Using milliseconds is still viable if the introduction of a new format or library is too much; however, one can write a simple and quick space delimited format to retort:

defmodule Duration do
  @formats %{
    "ms" => 1,
    "sec" => 1_000,
    "min" => 60 * 1_000,
    "hour" => 60 * 60 * 1_000,
    "day" => 24 * 60 * 60 * 1_000
  }

  def convert(text) do
    units = Map.keys(@formats)

    text
    |> String.trim()
    |> String.downcase()
    |> String.split(" ", trim: true)
    |> Enum.reduce_while(0, fn token, acc ->
      case Integer.parse(token) do
        {value, unit} when unit in units ->
          multiplier = Map.fetch!(units, unit)

          {:cont, acc + multiplier * value}

        _ -> {:halt, :error}
      end
    end)
    |> case do
         :error -> :error
         milliseconds -> {:ok, milliseconds}
       end
  end
end

Duration.convert("1hour")
Duration.convert("15min 20sec")

Nonetheless, consider using a human-readable format to make date/time configuration easier and more intuitive.

>> Notes

>>> Avoid Months and Years

As an exercise, I tried porting ms.js into an Elixir library, ex_ms:

import Millisecond, only: [ms!: 1, ms: 1]

ms!("1h 1m 1s")         # 86400000
ms!("1days 12 hours")   # 129600000
ms("12 hours 1days")    # :error

What I learned from this exercise is that representing duration with milliseconds is safe until it comes to months or years.

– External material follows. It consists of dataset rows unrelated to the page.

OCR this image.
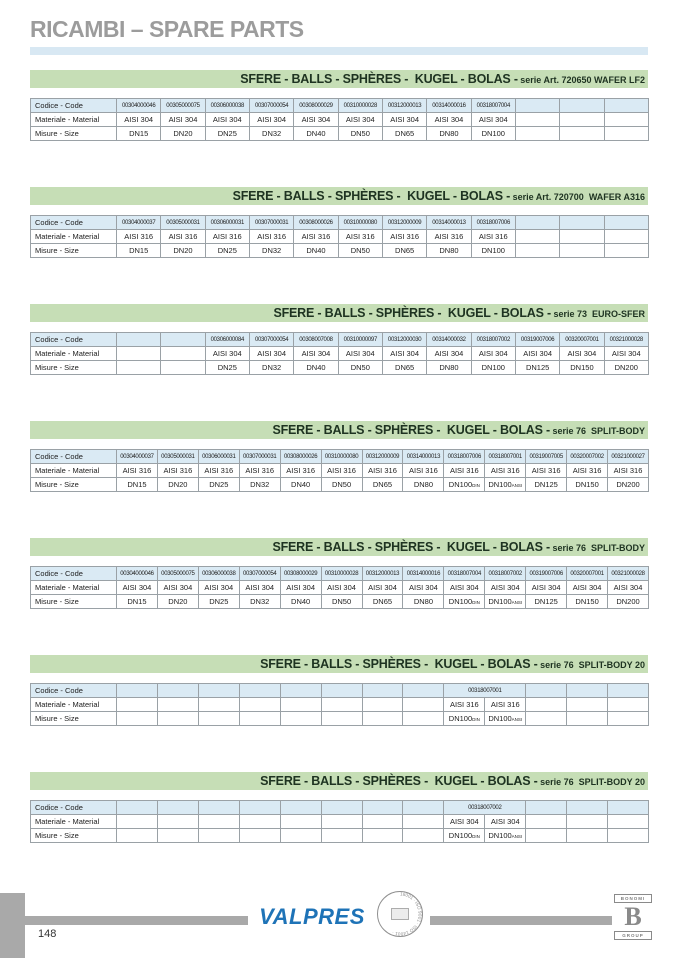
RICAMBI – SPARE PARTS
SFERE - BALLS - SPHÈRES -  KUGEL - BOLAS - serie Art. 720650 WAFER LF2
Codice - Code	00304000046	00305000075	00306000038	00307000054	00308000029	00310000028	00312000013	00314000016	00318007004			
Materiale - Material	AISI 304	AISI 304	AISI 304	AISI 304	AISI 304	AISI 304	AISI 304	AISI 304	AISI 304			
Misure - Size	DN15	DN20	DN25	DN32	DN40	DN50	DN65	DN80	DN100			
SFERE - BALLS - SPHÈRES -  KUGEL - BOLAS - serie Art. 720700  WAFER A316
Codice - Code	00304000037	00305000031	00306000031	00307000031	00308000026	00310000080	00312000009	00314000013	00318007006			
Materiale - Material	AISI 316	AISI 316	AISI 316	AISI 316	AISI 316	AISI 316	AISI 316	AISI 316	AISI 316			
Misure - Size	DN15	DN20	DN25	DN32	DN40	DN50	DN65	DN80	DN100			
SFERE - BALLS - SPHÈRES -  KUGEL - BOLAS - serie 73  EURO-SFER
Codice - Code			00306000084	00307000054	00308007008	00310000097	00312000030	00314000032	00318007002	00319007006	00320007001	00321000028
Materiale - Material			AISI 304	AISI 304	AISI 304	AISI 304	AISI 304	AISI 304	AISI 304	AISI 304	AISI 304	AISI 304
Misure - Size			DN25	DN32	DN40	DN50	DN65	DN80	DN100	DN125	DN150	DN200
SFERE - BALLS - SPHÈRES -  KUGEL - BOLAS - serie 76  SPLIT-BODY
Codice - Code	00304000037	00305000031	00306000031	00307000031	00308000026	00310000080	00312000009	00314000013	00318007006	00318007001	00319007005	00320007002	00321000027
Materiale - Material	AISI 316	AISI 316	AISI 316	AISI 316	AISI 316	AISI 316	AISI 316	AISI 316	AISI 316	AISI 316	AISI 316	AISI 316	AISI 316
Misure - Size	DN15	DN20	DN25	DN32	DN40	DN50	DN65	DN80	DN100DIN	DN100ANSI	DN125	DN150	DN200
SFERE - BALLS - SPHÈRES -  KUGEL - BOLAS - serie 76  SPLIT-BODY
Codice - Code	00304000046	00305000075	00306000038	00307000054	00308000029	00310000028	00312000013	00314000016	00318007004	00318007002	00319007006	00320007001	00321000028
Materiale - Material	AISI 304	AISI 304	AISI 304	AISI 304	AISI 304	AISI 304	AISI 304	AISI 304	AISI 304	AISI 304	AISI 304	AISI 304	AISI 304
Misure - Size	DN15	DN20	DN25	DN32	DN40	DN50	DN65	DN80	DN100DIN	DN100ANSI	DN125	DN150	DN200
SFERE - BALLS - SPHÈRES -  KUGEL - BOLAS - serie 76  SPLIT-BODY 20
Codice - Code									00318007001				
Materiale - Material									AISI 316	AISI 316			
Misure - Size									DN100DIN	DN100ANSI			
SFERE - BALLS - SPHÈRES -  KUGEL - BOLAS - serie 76  SPLIT-BODY 20
Codice - Code									00318007002				
Materiale - Material									AISI 304	AISI 304			
Misure - Size									DN100DIN	DN100ANSI			
VALPRES
18001 · ISO 9001 · ISO 14001 ·
BONOMI
B
GROUP
148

How many days are there in a month? How many days are there in a year? It depends on both questions. Looking at Timex, it interprets a year as 365 days while with ChronicDuration as 365.25 days. Not that the libraries are incorrect but some precision is lost when dealing with months or years. So when describing a duration, avoid using months or years and use 30 and 366 days respectively for safety regardless of format or library.